Arc Consistency

Arc consistency is a local consistency property in constraint satisfaction that eliminates values from variable domains based on pairwise constraints. A variable is arc-consistent with another if every value in its domain has at least one supporting value in the other's domain — a value that satisfies the binary constraint between them. Enforcing arc consistency prunes the search space before backtracking begins, often revealing that no solution exists without exhaustive search.

The algorithmic appeal of arc consistency is its polynomial-time cost: enforcing it across a CSP with n variables and domain size d requires O(n²d²) time in the worst case. This is cheap relative to the exponential search space it prunes. Yet arc consistency is only one point in a spectrum of propagation strengths — from node consistency (weakest) to path consistency, k-consistency, and global constraints. The choice of propagation level is a systems design decision: stronger propagation removes more infeasible assignments but costs more per node, and the optimal balance depends on constraint graph structure.
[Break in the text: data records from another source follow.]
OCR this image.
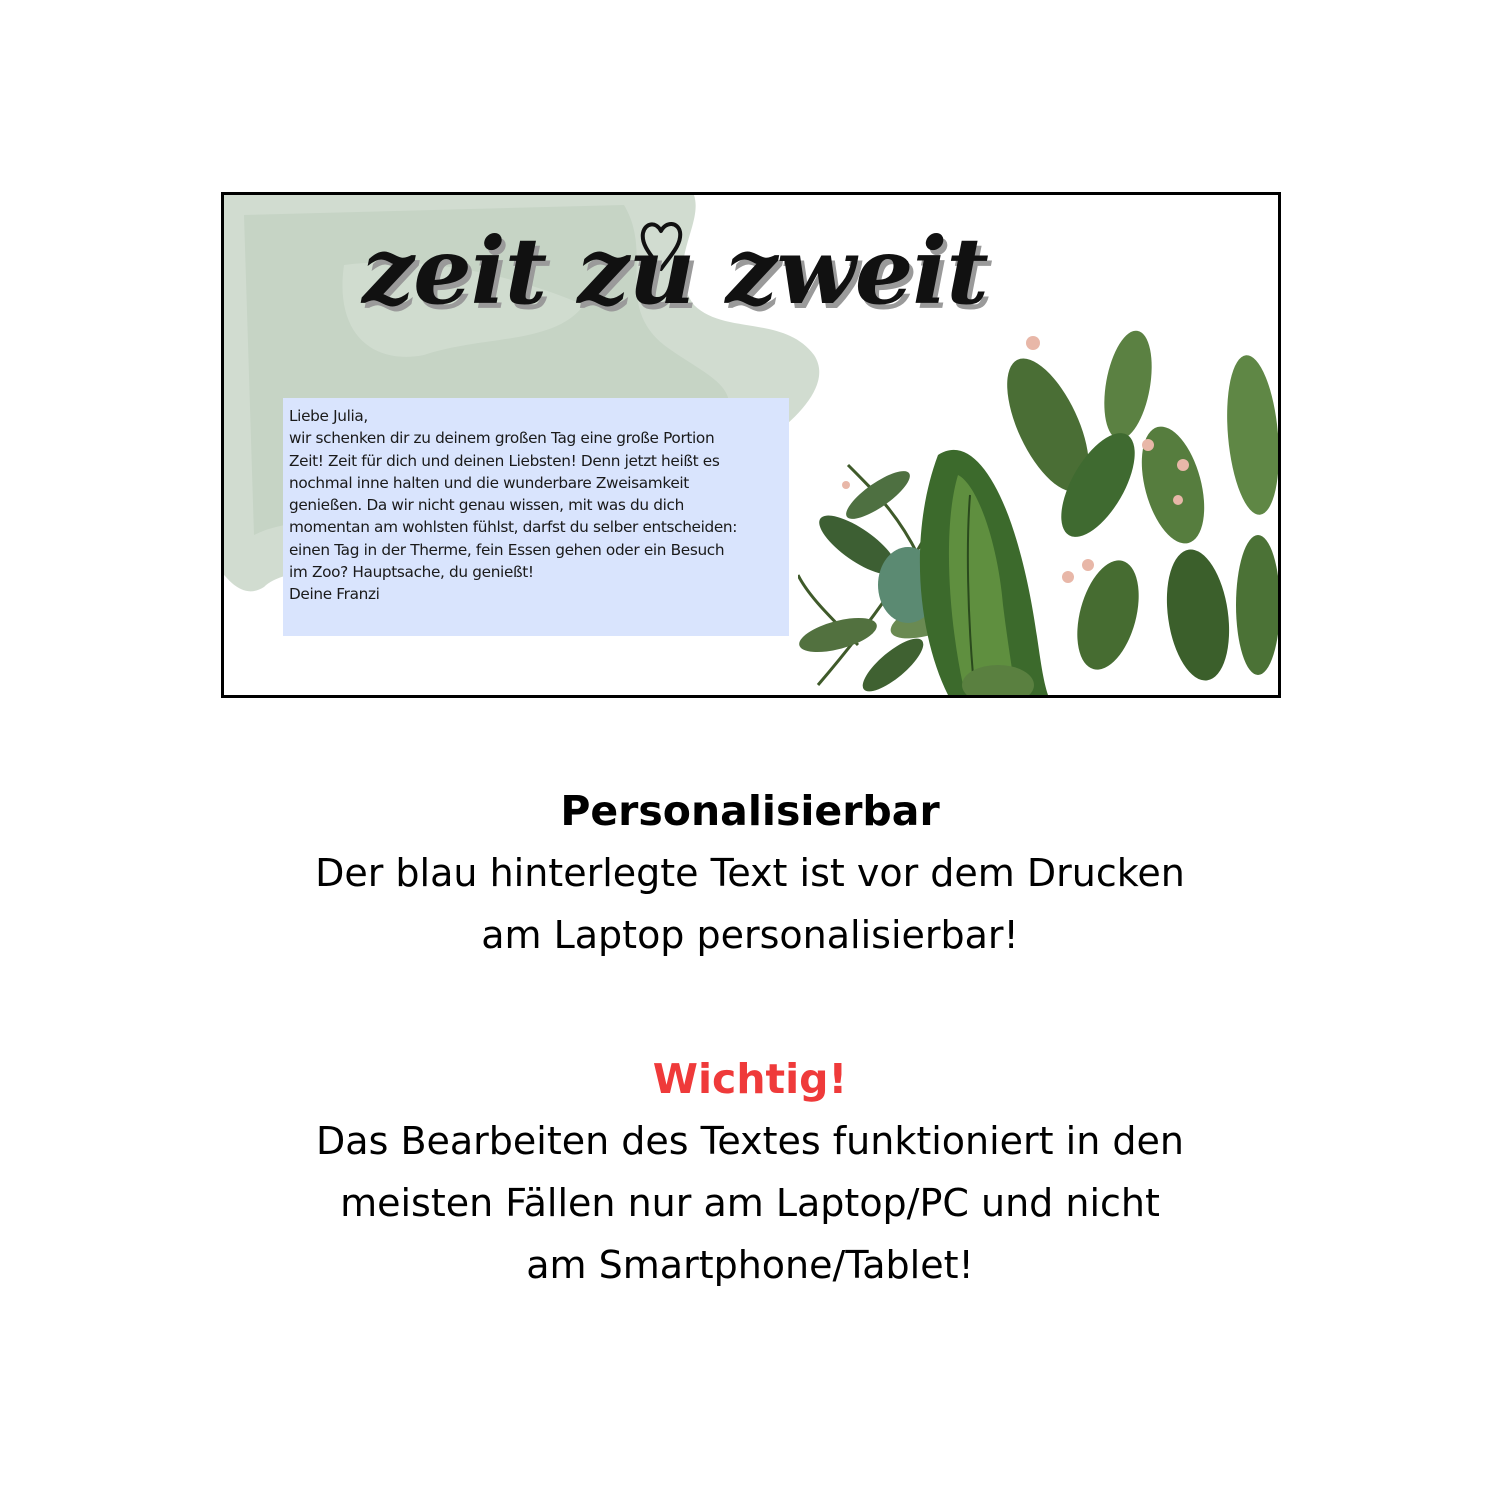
zeit zu zweit
Liebe Julia,
wir schenken dir zu deinem großen Tag eine große Portion
Zeit! Zeit für dich und deinen Liebsten! Denn jetzt heißt es
nochmal inne halten und die wunderbare Zweisamkeit
genießen. Da wir nicht genau wissen, mit was du dich
momentan am wohlsten fühlst, darfst du selber entscheiden:
einen Tag in der Therme, fein Essen gehen oder ein Besuch
im Zoo? Hauptsache, du genießt!
Deine Franzi
Personalisierbar
Der blau hinterlegte Text ist vor dem Drucken
am Laptop personalisierbar!
Wichtig!
Das Bearbeiten des Textes funktioniert in den
meisten Fällen nur am Laptop/PC und nicht
am Smartphone/Tablet!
The limits of arc consistency are instructive. It guarantees that no solution is eliminated, but it does not guarantee that a solution exists after enforcement. Many CSPs are arc-consistent yet unsatisfiable — the propagation reveals local feasibility while global infeasibility remains hidden. This is the same pattern that appears in distributed systems with local consistency protocols: what holds pairwise may not hold globally.